Culture

Fatiha Morchid : «Traduire est un geste de générosité extraordinaire»

© D.R

ALM : Comment est née l’idée d’une traduction chinoise ?
Fatiha Morchid : A mes yeux, une traduction est une rencontre avec un texte et pour traduire celui-ci il faut tout d’abord l’aimer. J’avais rencontré la poétesse et traductrice June Yang, l’année d’avant au Festival international de poésie et de céramique en Chine, elle avait traduit quelques poèmes à moi pour le festival et de là a commencé l’histoire d’une rencontre. Rencontre entre deux êtres, deux cultures, deux langues. Et puisque traduire est un voyage à la rencontre de l’autre, l’autre en soi et par de là soi-même, Mme June Yang est venue au Maroc et nous avons passé deux semaines ensemble à travailler sur la traduction. C’était important pour elle, afin d’approcher davantage ma sensibilité poétique, d’approcher ma vie quotidienne.

Etes-vous satisfaite de cette traduction ?
Le fait que ce soit June Yang qui s’est proposée, elle-même, à faire cette traduction était pour moi la garantie que « la rencontre amoureuse » entre elle et mes poèmes a bien eu lieu. Parce qu’on ne réussit que ce qu’on aime et que traduire est un geste de générosité extraordinaire. Khalil Jabrane définit la traduction comme «la transformation de la beauté d’une langue en la beauté d’une autre langue» et le fait que Mme Yang soit poétesse elle-même, je savais que la beauté de la langue arabe ne peut qu’être sublimée par elle dans sa propre langue. D’ailleurs lors du Festival, les poètes chinois l’ont tous félicitée pour la qualité de son travail. Aussi le poète et critique, Huang Lihai, qui dirige la collection «Poetry and People» dans laquelle est apparue la traduction de mon recueil, jouit d’une grande estime dans le milieu littéraire chinois.

Outre la longueur du poème, on assiste à un amalgame de sentiments et de thèmes. Pourquoi avoir opté pour ce choix ?
Il s’agit d’un seul et long poème que j’ai écrit de manière fragmentée de telle sorte à ce que chaque fragment soit indépendant. Vous pouvez ouvrir n’importe quelle page, lire un fragment et méditer dessus, comme vous pouvez lire tout le recueil et vous rendre compte qu’il s’agit d’une histoire d’amour ou plutôt de la fin d’un amour. C’est une écriture sur l’amour dans sa dimension humaine, philosophique et existentielle. Une écriture sur la complexité de la relation humaine. Et si elle exprime toutes les émotions c’est parce que toutes les émotions contradictoires coexistent dans une relation amoureuse. L’amour a plusieurs visages, il n’est pas que noir ou blanc, c’est un arc-en-ciel qui comporte toutes les nuances de couleurs.

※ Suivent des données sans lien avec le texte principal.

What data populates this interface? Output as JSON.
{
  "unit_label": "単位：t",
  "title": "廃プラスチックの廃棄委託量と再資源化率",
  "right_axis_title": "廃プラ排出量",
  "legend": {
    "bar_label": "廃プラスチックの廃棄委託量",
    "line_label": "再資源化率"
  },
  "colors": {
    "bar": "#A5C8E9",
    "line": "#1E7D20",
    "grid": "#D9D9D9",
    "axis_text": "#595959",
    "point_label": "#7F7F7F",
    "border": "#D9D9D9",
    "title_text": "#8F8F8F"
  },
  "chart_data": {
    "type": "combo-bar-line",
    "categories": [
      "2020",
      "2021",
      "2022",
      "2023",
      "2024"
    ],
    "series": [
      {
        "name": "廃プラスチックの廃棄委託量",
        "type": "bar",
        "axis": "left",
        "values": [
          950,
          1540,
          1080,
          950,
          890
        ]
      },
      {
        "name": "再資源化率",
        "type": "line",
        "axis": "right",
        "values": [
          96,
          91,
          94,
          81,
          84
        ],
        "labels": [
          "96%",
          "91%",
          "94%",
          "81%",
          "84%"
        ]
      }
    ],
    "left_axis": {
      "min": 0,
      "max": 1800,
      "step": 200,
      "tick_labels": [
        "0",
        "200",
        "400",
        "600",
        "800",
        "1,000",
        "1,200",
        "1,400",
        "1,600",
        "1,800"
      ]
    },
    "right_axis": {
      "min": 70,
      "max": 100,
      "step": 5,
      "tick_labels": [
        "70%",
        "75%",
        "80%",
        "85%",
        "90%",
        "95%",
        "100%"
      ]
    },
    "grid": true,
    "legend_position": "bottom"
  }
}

Que vouliez-vous insinuer par ce titre «Unspoken» ?
Il y a toujours une part du non-dit qui prête à confusions car elle supporte plusieurs interprétations qui créent le drame dans une relation humaine. Je pense que tout ce que nous écrivons constitue cette part d’Unspoken en nous, car seule l’écriture, avec la marge de liberté qu’elle autorise, permet de dire les choses qui constituent notre essence propre. Notre vérité. L’écriture est une thérapie, je crois en la capacité du mot en son pouvoir de construire et de détruire aussi.

Pensez-vous avoir tout dit dans «Unspoken» ?
Je ne sais pas qui avait dit que : Le poète écrit le même poème le long de son existence mais différemment. Peut-on tout dire? Même si on avait le courage de le faire, il faudrait tout savoir sur soi et personne ne peut prétendre cela. La quête du soi est un processus perpétuel.

Quel est le mobile du recours à la langue arabe alors que vous avez reçu votre formation en médecine en langue française ?
Mon père était enseignant de langue arabe, alors j’ai nourri une passion pour cette langue qui a marqué mon enfance et mes émotions. Il est vrai que, parfois, l’image poétique s’impose à moi en français, mais elle coule de moi en arabe parce qu’elle est, justement, la langue de mon enfance et de mes émotions. Aussi un médecin a plus besoin de cultiver tout ce qui lui permet de sauvegarder sa part humaine lors de l’exercice de sa profession. Seule la littérature, la musique, l’art… lui permettent cela. D’ailleurs, la poésie est ma bouffée d’oxygène en tant que médecin.

C’est grâce au recueil « Unspoken » que vous avez réussi à décrocher le Prix du Maroc du livre. Quel sentiment cela vous a fait?
J’étais heureuse en tant que médecin de cette reconnaissance de la part du milieu littéraire. Mais en tant que poétesse, je savais que les Prix de poésie n’ont jamais fait les poètes. Car rien n’est jamais acquis en matière de créativité et que la poésie est une douleur d’enfantement permanente.